Ken Loach Dubs BBC’s Political Bias “Disgusting”

Ken Loach, the veteran British filmmaker whose most recent release I, Daniel Blake won the Palme d’Or at Cannes in 2016, has criticised the UK’s state-run broadcaster BBC as being “disgusting” and “unbelievable” in what he perceives to be a strong political bias towards the conservative party ahead of the upcoming general election.

Speaking to The Hollywood Reporter, Loach said:

“I think it calls into question the fairness of the election. If you can’t have a free and balanced press, I don’t think you can have a free election.”

Loach, who was openly criticised by members of the UK’s right-wing Conservative party for his presentation of poverty brought about by state sanctions in I, Daniel Blake, as well as for his passionate leftist acceptance speech at the British Academy Film Awards upon winning Best British Film, has called out the BBC for what he perceives to be an ongoing smear campaign against the conservative government’s most popular opposition, the Labour party, and particularly the party’s leader Jeremy Corbyn.

“The press and the broadcasters really do everything to denigrate him. I think the one thing that emerges is the bias of the press, particularly of the BBC, which is in such a very special position. It’s disgusting…unbelievable. And they’ve really got to be called into question.”

The BBC’s current political editor, Laura Keunssberg, was recently found guilty by the BBC Trust to have inaccurately reported Labour leader Jeremy Corbyn’s views on shoot-to-kill policies in November 2015 and has repeatedly come under fire for what many perceive to be unsympathetic presentations of the opposition leader.
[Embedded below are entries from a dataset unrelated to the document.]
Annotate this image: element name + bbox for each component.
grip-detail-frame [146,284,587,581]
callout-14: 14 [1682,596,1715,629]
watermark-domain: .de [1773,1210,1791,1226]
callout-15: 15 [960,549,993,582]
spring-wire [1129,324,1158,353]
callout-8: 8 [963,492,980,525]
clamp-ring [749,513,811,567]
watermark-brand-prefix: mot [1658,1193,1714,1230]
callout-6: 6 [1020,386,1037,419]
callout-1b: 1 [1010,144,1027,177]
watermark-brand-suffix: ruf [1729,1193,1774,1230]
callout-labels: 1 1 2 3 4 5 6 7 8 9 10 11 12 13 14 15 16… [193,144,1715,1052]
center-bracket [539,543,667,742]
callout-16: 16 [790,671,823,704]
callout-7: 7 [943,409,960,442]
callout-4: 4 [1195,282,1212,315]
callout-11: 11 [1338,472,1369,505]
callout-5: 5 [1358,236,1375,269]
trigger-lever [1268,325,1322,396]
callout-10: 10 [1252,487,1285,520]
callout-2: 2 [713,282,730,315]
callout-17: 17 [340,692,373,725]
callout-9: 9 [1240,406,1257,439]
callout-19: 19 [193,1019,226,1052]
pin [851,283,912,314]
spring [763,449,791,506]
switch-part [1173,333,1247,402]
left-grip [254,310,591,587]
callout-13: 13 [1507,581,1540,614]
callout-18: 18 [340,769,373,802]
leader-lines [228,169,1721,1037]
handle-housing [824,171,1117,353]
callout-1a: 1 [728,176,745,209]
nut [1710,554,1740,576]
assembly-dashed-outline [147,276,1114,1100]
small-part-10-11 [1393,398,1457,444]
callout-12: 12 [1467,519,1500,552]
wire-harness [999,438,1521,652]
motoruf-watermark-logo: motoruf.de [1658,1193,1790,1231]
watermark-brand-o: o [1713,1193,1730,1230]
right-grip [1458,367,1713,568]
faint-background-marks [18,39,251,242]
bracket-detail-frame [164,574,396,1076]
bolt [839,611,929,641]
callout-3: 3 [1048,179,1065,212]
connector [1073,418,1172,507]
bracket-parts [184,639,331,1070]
Loach also openly criticised the reporting of the BBC’s former political editor and current host of the BBC’s political discussion radio broadcast, Today, Nick Robinson for his political bias, too, after the reporter made headlines with the following tweet, posted in April:

Loach said of the reporter:

“He’s a Tory! He was chair of the Young Conservatives at Oxford University.”

Loach’s criticisms come at a key time in politics for the UK, with the upcoming election said to be key to successfully implementing the ideologies of any given party’s approaches to exiting the European Union, negotiating business ties and managing publicly run organisations and foundations.